KINSHASA — Une déclaration attribuée au sénateur Alphonse Ngoy Kasanji pourrait relancer la controverse autour du processus ayant conduit Véron Mosengo à la présidence de la Fédération congolaise de football association (FECOFA). Ancien gouverneur du Kasaï-Oriental et candidat déclaré à cette élection, Ngoy Kasanji affirme avoir renoncé à poursuivre la course après avoir été informé qu’une « option politique » avait déjà été arrêtée en faveur d’une autre orientation. Une affirmation sensible dans un domaine où l’autonomie des fédérations vis-à-vis des pouvoirs publics constitue un principe fondamental.
Dans l’entretien qui lui est attribué, le sénateur affirme avoir directement abordé la question avec le ministre des Sports. « J’avais constaté que, sur le plan politique, une option avait déjà été levée et qu’il m’était difficile d’aller à l’encontre de cette décision. J’avais échangé avec le ministre des Sports à ce sujet, et il m’avait clairement indiqué que le choix politique était déjà fait », explique-t-il, justifiant ainsi son retrait. Si ces propos sont authentifiés et replacés dans leur contexte intégral, ils donnent une autre lecture à une séquence électorale marquée par le retrait progressif de plusieurs prétendants avant l’élection de Véron Mosengo comme candidat unique.
La déclaration ne constitue cependant pas, à elle seule, la preuve d’une intervention politique ayant déterminé l’issue du scrutin. Elle soulève en revanche des questions qui appellent des réponses précises : quelle était cette « option politique » évoquée par Ngoy Kasanji ? Qui l’aurait arrêtée ? Et concernait-elle directement la présidence de la FECOFA ? Sur ces points, les explications du ministère des Sports, des responsables du processus électoral et éventuellement de la FECOFA apparaissent nécessaires pour distinguer une orientation politique informelle d’une éventuelle ingérence dans le fonctionnement d’une fédération sportive.
L’affaire prend davantage de relief lorsqu’elle est replacée dans les controverses ayant précédé le scrutin. Les conditions d’éligibilité de Véron Mosengo ainsi que l’évolution du cadre statutaire de la FECOFA avaient déjà alimenté le débat. Ses détracteurs estimaient que les changements intervenus avant l’élection avaient créé un environnement favorable à sa candidature. Sa qualité de secrétaire général de la CAF au moment de son engagement dans la course avait également nourri les interrogations sur la perception d’indépendance d’un processus placé sous l’attention des instances continentale et internationale du football.
Il serait néanmoins excessif d’additionner ces éléments pour conclure, sans preuves supplémentaires, à l’existence d’un plan concerté ayant imposé Véron Mosengo.

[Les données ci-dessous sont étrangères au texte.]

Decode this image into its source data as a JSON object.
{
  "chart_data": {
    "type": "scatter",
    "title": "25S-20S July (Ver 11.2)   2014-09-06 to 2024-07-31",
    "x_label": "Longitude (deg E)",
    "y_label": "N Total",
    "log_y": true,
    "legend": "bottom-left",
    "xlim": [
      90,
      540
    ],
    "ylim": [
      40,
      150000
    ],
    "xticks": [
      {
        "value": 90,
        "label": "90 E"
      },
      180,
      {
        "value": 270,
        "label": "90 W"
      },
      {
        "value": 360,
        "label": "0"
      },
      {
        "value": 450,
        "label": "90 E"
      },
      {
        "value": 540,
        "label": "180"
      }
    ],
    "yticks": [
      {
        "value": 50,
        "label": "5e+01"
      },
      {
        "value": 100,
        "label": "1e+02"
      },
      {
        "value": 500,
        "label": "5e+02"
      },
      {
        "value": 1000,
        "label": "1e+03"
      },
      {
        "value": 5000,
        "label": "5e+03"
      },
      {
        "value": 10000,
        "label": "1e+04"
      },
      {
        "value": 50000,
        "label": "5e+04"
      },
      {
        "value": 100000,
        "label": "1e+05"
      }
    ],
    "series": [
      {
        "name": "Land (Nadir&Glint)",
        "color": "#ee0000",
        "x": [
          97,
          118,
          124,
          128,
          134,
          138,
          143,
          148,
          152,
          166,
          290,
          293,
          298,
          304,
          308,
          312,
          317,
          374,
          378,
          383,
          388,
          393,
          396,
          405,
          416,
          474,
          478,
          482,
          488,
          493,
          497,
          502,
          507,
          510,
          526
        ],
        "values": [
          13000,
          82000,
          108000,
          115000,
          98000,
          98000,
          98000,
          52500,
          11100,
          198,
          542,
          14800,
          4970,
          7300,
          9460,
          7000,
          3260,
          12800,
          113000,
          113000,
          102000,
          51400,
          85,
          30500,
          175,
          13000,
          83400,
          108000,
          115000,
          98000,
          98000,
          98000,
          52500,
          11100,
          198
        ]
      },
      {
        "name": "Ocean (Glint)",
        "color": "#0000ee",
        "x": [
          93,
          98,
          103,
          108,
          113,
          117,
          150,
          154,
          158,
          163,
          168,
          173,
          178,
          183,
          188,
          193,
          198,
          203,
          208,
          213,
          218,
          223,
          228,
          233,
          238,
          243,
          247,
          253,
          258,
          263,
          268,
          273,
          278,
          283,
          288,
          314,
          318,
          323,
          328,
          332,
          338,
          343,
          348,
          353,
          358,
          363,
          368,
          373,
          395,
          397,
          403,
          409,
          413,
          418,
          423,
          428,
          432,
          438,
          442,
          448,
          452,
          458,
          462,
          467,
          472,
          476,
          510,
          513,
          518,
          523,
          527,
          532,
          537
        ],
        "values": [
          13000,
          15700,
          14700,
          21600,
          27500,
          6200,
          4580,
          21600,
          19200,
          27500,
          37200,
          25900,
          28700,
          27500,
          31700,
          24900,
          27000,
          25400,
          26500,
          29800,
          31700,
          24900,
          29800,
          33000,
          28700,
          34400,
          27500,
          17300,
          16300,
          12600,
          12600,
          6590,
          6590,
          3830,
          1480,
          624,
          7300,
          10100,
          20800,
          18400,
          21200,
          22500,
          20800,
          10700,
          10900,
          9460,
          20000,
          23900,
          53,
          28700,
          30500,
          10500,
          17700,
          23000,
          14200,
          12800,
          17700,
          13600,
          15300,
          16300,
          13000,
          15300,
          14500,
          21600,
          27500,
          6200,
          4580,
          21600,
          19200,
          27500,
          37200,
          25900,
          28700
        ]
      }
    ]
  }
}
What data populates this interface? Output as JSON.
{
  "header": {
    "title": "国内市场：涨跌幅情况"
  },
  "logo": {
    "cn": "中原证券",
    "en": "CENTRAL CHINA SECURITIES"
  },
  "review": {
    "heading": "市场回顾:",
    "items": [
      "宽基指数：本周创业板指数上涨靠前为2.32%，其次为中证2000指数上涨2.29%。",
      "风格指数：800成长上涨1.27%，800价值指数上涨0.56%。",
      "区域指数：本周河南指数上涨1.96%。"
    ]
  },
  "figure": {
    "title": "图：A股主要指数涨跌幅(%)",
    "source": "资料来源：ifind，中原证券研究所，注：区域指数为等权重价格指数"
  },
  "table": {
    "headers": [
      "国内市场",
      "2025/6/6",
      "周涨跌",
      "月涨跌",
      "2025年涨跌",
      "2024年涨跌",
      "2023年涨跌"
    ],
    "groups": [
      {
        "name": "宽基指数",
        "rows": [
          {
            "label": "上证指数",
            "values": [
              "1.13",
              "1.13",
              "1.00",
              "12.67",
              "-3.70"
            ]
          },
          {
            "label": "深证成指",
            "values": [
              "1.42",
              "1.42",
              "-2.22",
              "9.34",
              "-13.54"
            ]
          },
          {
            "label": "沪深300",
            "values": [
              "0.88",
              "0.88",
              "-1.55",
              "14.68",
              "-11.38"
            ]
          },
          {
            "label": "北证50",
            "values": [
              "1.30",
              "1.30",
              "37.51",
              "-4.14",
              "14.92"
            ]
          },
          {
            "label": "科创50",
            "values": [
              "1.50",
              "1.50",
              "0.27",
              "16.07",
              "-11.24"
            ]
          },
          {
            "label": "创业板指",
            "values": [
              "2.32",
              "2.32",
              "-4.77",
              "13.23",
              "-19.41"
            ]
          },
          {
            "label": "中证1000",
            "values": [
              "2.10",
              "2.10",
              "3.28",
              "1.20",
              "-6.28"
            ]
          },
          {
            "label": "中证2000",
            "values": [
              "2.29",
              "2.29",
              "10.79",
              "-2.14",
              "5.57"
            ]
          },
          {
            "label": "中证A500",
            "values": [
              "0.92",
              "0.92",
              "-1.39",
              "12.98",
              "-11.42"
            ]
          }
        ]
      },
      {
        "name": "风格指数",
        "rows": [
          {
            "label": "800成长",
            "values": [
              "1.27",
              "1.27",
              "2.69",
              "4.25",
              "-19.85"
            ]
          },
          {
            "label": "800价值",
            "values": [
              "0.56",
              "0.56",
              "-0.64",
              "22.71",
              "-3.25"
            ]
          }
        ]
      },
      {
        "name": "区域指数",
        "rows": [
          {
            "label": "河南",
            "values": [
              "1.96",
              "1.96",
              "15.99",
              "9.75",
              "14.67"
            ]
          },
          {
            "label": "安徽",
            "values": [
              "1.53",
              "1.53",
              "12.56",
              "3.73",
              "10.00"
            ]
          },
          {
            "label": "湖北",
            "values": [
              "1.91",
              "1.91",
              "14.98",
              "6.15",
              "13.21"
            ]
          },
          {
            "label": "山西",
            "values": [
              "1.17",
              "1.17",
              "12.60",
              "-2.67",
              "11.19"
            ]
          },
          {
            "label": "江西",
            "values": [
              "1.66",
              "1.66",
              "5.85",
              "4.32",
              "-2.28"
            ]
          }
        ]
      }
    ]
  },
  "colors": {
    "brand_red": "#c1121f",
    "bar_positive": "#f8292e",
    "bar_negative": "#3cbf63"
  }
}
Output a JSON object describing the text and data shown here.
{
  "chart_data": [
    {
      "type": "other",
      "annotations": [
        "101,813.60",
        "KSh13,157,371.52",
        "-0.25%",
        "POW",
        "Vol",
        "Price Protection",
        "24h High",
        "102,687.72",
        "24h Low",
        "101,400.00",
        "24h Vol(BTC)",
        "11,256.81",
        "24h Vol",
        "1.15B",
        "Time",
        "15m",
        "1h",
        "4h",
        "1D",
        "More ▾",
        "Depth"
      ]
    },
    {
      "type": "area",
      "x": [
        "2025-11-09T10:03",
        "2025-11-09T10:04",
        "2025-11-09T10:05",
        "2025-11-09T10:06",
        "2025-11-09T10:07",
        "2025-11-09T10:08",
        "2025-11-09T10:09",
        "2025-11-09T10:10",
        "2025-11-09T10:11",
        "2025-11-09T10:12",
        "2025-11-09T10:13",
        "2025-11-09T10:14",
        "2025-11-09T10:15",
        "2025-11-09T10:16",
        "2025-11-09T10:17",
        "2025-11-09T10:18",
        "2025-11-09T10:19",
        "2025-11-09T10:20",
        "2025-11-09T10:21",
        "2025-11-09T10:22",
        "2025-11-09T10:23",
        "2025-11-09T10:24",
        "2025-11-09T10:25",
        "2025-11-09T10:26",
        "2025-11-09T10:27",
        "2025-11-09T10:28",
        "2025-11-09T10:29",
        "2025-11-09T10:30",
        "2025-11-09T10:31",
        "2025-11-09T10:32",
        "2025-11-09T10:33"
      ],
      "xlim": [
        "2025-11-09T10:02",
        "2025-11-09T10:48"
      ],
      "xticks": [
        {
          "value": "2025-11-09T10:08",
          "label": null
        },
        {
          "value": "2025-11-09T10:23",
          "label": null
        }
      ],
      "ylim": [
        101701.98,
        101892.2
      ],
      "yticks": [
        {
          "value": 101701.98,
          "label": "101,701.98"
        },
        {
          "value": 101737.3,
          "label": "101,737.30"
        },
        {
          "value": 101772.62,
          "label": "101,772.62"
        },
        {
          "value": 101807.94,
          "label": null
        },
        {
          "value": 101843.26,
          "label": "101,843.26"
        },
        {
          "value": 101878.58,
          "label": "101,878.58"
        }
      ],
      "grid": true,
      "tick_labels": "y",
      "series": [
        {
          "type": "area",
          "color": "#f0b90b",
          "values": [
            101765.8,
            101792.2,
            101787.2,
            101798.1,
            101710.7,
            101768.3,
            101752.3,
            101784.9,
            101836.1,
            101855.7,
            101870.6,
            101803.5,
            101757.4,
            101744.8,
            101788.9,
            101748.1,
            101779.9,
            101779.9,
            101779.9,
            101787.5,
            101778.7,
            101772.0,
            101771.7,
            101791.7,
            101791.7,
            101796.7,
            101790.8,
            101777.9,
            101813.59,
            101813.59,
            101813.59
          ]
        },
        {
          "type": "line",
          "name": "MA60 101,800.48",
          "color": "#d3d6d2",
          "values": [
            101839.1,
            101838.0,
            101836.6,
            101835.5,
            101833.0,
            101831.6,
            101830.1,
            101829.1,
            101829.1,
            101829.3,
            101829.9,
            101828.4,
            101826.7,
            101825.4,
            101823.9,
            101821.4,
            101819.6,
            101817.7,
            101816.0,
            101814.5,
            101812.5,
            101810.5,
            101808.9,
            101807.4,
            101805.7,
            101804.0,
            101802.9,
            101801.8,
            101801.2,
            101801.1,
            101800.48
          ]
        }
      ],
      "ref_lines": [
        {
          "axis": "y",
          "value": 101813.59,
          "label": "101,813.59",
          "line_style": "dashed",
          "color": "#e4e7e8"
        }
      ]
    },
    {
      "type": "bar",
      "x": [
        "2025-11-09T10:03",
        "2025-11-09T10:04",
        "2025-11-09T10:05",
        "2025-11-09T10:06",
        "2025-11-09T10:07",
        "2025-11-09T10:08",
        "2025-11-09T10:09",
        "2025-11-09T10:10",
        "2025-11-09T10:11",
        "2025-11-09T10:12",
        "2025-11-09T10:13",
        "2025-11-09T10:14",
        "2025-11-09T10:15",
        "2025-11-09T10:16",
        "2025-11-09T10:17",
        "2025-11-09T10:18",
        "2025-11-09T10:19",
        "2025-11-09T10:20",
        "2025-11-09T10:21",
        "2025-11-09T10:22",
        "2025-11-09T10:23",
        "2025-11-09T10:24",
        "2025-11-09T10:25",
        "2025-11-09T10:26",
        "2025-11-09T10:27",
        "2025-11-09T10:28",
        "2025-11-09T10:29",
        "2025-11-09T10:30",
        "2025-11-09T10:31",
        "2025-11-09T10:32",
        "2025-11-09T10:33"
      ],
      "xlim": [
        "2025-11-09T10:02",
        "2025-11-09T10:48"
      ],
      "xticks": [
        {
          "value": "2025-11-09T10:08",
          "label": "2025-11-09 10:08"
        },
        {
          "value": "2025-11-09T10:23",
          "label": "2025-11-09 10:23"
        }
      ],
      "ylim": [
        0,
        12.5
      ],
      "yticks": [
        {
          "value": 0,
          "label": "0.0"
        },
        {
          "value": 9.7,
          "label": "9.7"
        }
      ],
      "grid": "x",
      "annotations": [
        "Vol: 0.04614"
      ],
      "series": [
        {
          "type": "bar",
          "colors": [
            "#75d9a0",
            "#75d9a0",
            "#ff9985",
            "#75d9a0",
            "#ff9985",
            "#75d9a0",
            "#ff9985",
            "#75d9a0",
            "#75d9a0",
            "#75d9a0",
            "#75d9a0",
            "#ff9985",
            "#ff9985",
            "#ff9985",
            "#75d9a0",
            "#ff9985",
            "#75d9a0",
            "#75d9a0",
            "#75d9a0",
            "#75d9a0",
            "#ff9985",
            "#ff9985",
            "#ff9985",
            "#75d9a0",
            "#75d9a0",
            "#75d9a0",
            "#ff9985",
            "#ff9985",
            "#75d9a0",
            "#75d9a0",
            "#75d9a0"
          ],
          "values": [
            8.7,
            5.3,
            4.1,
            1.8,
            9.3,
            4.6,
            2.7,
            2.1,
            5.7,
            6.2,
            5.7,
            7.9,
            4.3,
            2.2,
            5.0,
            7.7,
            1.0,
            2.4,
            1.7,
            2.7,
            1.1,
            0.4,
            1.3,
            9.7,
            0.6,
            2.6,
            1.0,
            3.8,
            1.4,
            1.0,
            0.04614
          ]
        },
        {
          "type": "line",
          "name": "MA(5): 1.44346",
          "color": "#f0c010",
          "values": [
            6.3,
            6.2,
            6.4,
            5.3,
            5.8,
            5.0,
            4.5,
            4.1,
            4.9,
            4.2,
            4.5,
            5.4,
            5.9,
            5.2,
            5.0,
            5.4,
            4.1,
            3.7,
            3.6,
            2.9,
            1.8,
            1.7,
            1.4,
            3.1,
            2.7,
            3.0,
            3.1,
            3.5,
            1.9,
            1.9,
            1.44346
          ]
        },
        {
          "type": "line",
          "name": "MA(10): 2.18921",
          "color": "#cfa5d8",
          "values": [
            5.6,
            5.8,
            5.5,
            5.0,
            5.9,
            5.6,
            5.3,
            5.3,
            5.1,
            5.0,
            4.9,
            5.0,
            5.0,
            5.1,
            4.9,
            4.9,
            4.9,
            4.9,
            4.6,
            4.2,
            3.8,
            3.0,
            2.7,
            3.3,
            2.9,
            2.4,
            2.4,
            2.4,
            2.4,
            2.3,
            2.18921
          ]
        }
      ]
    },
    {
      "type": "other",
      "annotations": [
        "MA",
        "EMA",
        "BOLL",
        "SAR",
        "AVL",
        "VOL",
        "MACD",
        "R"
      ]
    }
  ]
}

En revanche, la sortie de Ngoy Kasanji déplace le débat : les désistements successifs ne peuvent plus être examinés uniquement comme une succession de décisions individuelles dès lors qu’un ancien candidat affirme publiquement avoir tenu compte d’un choix politique préalable. C’est précisément cette affirmation qui mérite désormais d’être confrontée aux versions des autres protagonistes.
Au-delà de Véron Mosengo et de Ngoy Kasanji, c’est finalement la crédibilité du processus électoral de la FECOFA et l’autonomie du mouvement sportif congolais qui se retrouvent questionnées. Si l’existence d’une intervention politique destinée à orienter le choix des dirigeants de la Fédération venait à être établie, la controverse changerait alors de dimension. Pour l’heure, Ngoy Kasanji apporte un témoignage et soulève un soupçon sérieux, mais pas encore une preuve définitive. La balle est désormais dans le camp du ministère des Sports, de la FECOFA et des instances concernées pour apporter les éclaircissements susceptibles de lever — ou de renforcer — les interrogations.